Canada rode a long stretch of impressive economic growth until the final three months of 2018 before it abruptly decelerated — and nearly stalled — along with a drop in oil prices. Experts predict the economy will regain its momentum over the coming months.
But even with a surprisingly weak end to 2018, Ottawa's financial situation is better than last November's fall fiscal update projected.
Experts say the federal treasury pulled in more tax revenues than anticipated. Many fully expect the Liberals to dedicate the bulk of the extra money to new promises, as they've done with windfalls in past budgets and economic statements.
Over the last few years, the Liberals have spent billions more than they promised in their 2015 election platform.
They vowed to post annual deficits of no more than $10 billion and to return to balance by 2019. Instead, they've posted shortfalls of more than $18 billion in each of the last two years and have offered no timeline to balance the budget. In their November update, the Liberals projected annual deficits of between $18.1 billion and $19 billion over the next three years.
Morneau has regularly argued that the Liberal plan is working.
"Our government has made smart and responsible investments in the middle class, and Canadians are seeing concrete results," Morneau told the House of Commons last month as he announced the budget date.
Morneau has argued the bigger-ticket commitments, in areas such as child benefits and infrastructure, have been necessary to juice the economy for years to come.
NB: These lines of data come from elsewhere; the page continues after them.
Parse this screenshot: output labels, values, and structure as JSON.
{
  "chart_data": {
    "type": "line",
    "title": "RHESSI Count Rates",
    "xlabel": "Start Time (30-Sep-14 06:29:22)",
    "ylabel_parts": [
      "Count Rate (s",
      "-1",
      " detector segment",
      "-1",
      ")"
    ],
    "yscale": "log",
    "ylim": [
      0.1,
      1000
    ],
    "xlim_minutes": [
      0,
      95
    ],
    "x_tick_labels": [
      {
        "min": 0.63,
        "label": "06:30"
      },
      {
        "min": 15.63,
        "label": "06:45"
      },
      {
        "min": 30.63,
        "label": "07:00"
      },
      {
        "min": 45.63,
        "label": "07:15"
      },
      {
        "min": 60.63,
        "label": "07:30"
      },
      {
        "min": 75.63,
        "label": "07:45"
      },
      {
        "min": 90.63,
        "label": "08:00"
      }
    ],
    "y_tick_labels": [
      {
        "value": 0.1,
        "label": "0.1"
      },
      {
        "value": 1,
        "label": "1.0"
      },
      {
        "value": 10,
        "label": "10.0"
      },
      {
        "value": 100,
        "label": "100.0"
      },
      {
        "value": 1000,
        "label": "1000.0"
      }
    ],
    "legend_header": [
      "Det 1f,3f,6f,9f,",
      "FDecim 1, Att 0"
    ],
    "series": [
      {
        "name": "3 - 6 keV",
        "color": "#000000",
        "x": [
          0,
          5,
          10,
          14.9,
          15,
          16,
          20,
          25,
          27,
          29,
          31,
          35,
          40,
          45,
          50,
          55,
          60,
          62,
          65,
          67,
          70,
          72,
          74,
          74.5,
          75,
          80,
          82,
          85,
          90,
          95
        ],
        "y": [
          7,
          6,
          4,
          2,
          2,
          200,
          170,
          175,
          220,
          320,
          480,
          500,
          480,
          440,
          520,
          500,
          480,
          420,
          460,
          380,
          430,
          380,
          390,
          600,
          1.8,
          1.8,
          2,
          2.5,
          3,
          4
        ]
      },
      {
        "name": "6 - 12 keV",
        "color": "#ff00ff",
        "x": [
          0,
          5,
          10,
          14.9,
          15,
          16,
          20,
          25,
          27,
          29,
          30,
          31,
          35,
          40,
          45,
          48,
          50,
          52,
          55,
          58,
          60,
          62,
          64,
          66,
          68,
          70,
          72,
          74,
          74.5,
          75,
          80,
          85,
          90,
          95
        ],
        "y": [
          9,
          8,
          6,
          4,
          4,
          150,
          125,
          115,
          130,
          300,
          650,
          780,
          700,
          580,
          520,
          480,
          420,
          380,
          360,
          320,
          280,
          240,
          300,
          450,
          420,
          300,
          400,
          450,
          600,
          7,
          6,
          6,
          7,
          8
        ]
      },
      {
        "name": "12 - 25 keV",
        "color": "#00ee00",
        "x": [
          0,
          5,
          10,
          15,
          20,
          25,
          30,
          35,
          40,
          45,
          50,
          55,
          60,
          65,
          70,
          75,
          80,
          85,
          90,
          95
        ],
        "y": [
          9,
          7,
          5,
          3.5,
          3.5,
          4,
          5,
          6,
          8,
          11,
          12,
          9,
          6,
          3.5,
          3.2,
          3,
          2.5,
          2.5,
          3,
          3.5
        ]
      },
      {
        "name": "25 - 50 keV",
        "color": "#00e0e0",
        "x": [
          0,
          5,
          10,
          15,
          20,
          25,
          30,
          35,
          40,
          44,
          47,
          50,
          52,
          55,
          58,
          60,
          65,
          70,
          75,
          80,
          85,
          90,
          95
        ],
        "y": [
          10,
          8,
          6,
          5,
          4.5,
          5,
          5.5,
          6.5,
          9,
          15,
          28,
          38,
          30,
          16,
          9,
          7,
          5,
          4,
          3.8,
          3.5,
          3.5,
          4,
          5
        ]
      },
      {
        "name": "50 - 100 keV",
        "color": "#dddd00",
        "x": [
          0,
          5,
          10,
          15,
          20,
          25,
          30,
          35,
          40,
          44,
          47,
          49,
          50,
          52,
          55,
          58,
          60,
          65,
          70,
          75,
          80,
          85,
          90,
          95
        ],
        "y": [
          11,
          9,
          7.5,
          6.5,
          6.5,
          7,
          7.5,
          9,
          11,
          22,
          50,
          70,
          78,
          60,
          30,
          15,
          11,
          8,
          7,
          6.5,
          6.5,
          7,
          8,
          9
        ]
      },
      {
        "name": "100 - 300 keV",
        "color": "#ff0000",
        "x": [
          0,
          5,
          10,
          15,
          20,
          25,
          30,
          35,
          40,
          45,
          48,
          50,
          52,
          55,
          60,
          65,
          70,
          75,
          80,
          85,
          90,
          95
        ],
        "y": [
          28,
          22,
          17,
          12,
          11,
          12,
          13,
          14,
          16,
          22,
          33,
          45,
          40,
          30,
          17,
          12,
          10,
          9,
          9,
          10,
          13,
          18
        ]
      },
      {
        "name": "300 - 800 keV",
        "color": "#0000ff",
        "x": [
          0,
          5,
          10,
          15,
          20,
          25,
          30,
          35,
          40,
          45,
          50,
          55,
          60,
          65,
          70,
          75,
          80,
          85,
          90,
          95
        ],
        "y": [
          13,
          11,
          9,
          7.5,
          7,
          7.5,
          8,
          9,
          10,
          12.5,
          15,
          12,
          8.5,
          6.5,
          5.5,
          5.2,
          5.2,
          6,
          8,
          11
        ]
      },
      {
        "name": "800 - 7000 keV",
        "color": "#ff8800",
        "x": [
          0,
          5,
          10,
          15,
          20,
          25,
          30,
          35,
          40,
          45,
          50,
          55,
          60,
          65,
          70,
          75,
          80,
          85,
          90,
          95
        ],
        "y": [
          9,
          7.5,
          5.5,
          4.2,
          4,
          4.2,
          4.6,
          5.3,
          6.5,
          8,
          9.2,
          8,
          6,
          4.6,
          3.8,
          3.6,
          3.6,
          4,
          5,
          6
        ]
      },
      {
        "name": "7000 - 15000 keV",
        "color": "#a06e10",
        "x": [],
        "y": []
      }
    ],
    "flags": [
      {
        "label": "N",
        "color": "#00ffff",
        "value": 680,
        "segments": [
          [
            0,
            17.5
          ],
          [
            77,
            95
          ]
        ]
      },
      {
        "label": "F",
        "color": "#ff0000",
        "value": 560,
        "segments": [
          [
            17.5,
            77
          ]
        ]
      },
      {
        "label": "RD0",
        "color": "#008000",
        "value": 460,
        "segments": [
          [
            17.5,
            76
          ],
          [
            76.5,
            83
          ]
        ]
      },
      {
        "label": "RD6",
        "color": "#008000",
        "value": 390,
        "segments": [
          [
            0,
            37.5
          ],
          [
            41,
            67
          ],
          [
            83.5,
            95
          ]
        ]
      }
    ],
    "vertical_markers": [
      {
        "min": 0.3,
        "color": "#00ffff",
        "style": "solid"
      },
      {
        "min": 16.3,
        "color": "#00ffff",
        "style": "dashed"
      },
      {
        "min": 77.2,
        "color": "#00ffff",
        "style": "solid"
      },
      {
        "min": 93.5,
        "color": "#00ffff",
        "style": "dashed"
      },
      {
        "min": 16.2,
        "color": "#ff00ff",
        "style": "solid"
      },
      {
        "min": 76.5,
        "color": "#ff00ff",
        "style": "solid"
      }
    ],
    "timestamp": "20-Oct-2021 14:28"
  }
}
He's also insisted the deficits remain small enough that they're fiscally prudent.
Page expects the Liberals to take credit for the economic improvements and he thinks they deserve some recognition — particularly for enhancing child benefits and an ambitious, expensive infrastructure plan, despite its slow start.
But he added Canada's prospects have also been lifted by strong economic performances in the United States and the world as a whole.
Page said it's difficult to know whether the Liberal deficits will actually raise Canada's long-term growth or if they've mostly created a big, temporary bump in consumer spending, as the government has borrowed money and put it into Canadians pockets.
"You don't have to be at balance. There's nothing perfect about a zero (deficit) number in this environment," said Page, who now heads the Institute of Fiscal Studies and Democracy think-tank at the University of Ottawa. "Having said that, we are adding to the stock of debt and that creates potential instability down the road and we'll have less room to manoeuvre — and future generations, definitely, are going to pay higher interest costs on the public debt."
The Opposition Conservatives, some economists and leaders in corporate Canada have criticized the Liberal deficits, especially because they've come during good economic times that are traditionally thought to be when governments should pay debt off.
"My concern is, and I've said this to him ... privately and publicly, it's not that you're spending, it's where you're spending," Goldy Hyder, CEO of the Business Council of Canada, said of his exchanges with Morneau. "You're spending a lot on things that no one can really point to and can say (there's a) direct line back to helping the economy."
Hyder said he supported Morneau's move last fall to use some fiscal space for new accelerated investment write-offs for businesses. He also applauds the Liberals' commitment to invest in worker training in Tuesday's budget and their earlier efforts on trade, immigration and child benefits.
But he insists there's an urgent need for Canada to be more competitive on regulations and taxes if it hopes to avoid falling behind the rest of the world.